Responsabilité délictuelle ou quasi délictuelle : Arrêt de la Cour de cassation, deuxième chambre civile, 18 septembre 2025, Pourvoi n° 23-21.837

Responsabilité délictuelle ou quasi délictuelle : Arrêt de la Cour de cassation, deuxième chambre civile, 18 septembre 2025, Pourvoi n° 23-21.837

I. Rappel des faits

Le 8 novembre 2013, une explosion est survenue dans les locaux du Palais des Sports, loués par la société SEPS à la société de production NTCA pour la comédie musicale « 1789 les Amants de la Bastille ». L'accident, causé par la manipulation d'une disqueuse par un salarié de NTCA à proximité de produits pyrotechniques, a provoqué la mort du directeur technique de NTCA et a blessé plusieurs salariés des deux sociétés.

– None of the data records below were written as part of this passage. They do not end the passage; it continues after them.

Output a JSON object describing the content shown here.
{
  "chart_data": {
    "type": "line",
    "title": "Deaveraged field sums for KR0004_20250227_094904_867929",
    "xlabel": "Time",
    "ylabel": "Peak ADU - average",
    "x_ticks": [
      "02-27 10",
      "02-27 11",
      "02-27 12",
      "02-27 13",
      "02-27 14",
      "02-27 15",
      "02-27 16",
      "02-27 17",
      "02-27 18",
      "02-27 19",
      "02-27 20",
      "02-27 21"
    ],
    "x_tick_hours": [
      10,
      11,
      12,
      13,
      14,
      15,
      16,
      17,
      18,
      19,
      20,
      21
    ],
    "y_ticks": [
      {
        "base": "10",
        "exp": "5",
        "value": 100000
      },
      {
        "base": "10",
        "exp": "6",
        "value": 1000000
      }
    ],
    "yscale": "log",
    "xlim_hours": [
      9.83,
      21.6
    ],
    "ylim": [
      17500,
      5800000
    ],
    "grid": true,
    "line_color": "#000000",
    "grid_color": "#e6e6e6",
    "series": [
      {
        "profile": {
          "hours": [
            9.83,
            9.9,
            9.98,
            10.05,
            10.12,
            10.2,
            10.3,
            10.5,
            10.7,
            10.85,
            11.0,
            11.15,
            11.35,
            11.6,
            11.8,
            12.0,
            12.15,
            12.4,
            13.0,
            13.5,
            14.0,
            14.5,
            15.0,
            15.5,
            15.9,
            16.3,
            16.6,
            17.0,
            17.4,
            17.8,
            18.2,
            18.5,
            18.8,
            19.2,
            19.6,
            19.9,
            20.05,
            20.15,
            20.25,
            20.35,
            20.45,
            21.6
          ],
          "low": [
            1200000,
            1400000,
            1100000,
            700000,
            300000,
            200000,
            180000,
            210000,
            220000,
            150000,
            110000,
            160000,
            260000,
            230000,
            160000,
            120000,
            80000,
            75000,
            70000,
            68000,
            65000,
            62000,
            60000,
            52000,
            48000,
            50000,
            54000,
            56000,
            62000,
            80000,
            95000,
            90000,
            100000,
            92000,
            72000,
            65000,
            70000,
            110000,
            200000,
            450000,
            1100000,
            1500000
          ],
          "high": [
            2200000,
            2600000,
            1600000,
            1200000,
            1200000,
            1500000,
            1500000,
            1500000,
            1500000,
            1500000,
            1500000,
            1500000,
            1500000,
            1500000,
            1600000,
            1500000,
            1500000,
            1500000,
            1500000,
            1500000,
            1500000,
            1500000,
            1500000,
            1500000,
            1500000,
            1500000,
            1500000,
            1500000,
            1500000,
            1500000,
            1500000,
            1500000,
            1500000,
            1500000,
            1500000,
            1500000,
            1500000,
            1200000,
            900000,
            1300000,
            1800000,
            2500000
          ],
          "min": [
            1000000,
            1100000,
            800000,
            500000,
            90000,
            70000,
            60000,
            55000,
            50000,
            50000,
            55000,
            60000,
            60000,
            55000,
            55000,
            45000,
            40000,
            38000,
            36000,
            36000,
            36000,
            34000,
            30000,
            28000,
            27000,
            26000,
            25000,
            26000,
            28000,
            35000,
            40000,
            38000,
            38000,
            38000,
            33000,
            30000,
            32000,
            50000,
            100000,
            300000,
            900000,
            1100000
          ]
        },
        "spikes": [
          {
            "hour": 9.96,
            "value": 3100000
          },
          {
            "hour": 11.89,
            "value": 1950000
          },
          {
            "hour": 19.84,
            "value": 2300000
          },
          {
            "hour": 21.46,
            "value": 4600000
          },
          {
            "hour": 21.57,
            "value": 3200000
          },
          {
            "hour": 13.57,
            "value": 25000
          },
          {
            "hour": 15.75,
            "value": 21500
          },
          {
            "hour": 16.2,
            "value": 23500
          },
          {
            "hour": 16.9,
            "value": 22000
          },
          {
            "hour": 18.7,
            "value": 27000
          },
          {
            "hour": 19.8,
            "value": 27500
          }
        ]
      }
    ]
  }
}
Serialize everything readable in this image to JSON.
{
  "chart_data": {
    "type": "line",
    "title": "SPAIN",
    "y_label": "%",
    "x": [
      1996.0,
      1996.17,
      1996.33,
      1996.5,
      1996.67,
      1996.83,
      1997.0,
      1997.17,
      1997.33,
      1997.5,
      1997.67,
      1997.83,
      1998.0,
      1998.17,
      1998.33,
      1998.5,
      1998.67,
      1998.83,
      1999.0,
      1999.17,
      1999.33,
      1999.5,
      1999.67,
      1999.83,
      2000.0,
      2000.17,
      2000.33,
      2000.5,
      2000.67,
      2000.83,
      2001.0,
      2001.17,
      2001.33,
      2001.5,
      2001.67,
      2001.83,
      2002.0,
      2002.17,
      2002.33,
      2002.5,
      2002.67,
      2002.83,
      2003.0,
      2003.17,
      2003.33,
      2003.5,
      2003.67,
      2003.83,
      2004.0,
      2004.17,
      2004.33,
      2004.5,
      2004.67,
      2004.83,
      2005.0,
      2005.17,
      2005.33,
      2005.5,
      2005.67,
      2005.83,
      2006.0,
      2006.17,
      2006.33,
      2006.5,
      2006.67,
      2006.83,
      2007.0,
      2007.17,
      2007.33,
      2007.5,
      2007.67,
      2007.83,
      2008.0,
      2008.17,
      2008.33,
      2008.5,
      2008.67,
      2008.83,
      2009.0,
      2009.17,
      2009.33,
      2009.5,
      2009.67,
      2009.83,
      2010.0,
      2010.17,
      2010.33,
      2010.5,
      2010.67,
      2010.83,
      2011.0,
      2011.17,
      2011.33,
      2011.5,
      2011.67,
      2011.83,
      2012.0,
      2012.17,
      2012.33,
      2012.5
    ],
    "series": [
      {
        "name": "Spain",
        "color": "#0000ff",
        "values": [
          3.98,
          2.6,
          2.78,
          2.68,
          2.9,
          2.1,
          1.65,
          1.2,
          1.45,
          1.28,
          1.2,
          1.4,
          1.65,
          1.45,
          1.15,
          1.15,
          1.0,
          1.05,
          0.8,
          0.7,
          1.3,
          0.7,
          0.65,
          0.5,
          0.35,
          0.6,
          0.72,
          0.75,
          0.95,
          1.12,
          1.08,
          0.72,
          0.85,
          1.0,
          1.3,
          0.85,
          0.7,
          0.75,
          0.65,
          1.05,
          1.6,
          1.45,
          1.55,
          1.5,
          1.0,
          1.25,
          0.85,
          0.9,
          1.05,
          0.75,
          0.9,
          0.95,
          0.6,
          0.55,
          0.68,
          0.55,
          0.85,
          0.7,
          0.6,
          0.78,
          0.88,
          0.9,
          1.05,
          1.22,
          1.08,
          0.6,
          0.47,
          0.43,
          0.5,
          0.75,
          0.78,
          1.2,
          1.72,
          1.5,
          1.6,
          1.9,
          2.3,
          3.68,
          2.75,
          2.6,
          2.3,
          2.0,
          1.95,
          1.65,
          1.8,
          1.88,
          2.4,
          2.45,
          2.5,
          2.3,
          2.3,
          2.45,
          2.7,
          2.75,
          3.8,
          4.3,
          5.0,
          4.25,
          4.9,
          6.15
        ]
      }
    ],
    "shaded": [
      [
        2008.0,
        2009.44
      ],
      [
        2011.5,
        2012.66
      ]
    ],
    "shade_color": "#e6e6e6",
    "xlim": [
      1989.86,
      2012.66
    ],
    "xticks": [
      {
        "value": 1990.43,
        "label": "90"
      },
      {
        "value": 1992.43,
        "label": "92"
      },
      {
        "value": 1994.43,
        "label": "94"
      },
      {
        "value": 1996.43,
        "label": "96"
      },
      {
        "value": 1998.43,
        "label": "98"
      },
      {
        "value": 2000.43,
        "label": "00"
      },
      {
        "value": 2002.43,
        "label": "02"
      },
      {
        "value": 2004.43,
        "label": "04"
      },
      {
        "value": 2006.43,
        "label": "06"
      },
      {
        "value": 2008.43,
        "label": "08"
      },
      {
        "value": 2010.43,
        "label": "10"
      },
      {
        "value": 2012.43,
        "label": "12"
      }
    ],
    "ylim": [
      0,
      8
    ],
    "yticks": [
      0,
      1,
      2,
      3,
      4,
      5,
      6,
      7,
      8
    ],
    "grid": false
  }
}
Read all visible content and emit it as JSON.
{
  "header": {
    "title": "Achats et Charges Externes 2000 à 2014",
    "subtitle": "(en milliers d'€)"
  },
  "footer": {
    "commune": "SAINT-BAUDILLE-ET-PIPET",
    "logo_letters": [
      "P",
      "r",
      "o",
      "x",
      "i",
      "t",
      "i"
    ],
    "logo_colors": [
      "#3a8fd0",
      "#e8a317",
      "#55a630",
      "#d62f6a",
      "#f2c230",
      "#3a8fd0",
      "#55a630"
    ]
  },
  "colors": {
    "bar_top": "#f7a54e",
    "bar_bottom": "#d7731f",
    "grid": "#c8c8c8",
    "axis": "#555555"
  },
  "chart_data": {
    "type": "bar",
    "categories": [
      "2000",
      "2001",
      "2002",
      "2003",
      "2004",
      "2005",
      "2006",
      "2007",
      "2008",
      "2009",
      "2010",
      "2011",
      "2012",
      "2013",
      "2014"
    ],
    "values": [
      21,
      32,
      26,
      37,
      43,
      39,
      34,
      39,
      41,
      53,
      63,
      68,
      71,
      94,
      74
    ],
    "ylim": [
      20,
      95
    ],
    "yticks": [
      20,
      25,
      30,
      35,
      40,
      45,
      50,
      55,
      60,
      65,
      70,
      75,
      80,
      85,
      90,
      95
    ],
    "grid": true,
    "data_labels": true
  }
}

II. Étapes de la procédure et prétentions des parties

- Procédure pénale : Par un arrêt définitif du 28 novembre 2018, la cour d'appel de Paris a déclaré les sociétés NTCA et SEPS coupables d'homicide et de blessures involontaires, fixant leurs parts de responsabilité respectives à 70 % pour NTCA et 30 % pour SEPS.
- Indemnisation : La SEPS a été condamnée à indemniser les salariés de NTCA victimes de l'accident. Parallèlement, une procédure devant le tribunal des affaires de sécurité sociale a été engagée par ces mêmes salariés pour faire reconnaître la faute inexcusable de leur employeur, NTCA.
- Action en remboursement : La société NTCA et son assureur, Allianz, ont assigné la SEPS et son assureur, MMA, devant le tribunal de commerce pour obtenir le remboursement des sommes qu'elles ont versées (directement ou via la caisse de sécurité sociale) aux salariés victimes.
- Prétention de la SEPS (défenderesse) : En défense, la SEPS a opposé une exception de compensation. Elle a demandé que sa dette envers NTCA soit compensée par les sommes qu'elle-même avait versées aux salariés de NTCA, en arguant que NTCA devait contribuer à cette indemnisation à hauteur de sa part de responsabilité de 70 %.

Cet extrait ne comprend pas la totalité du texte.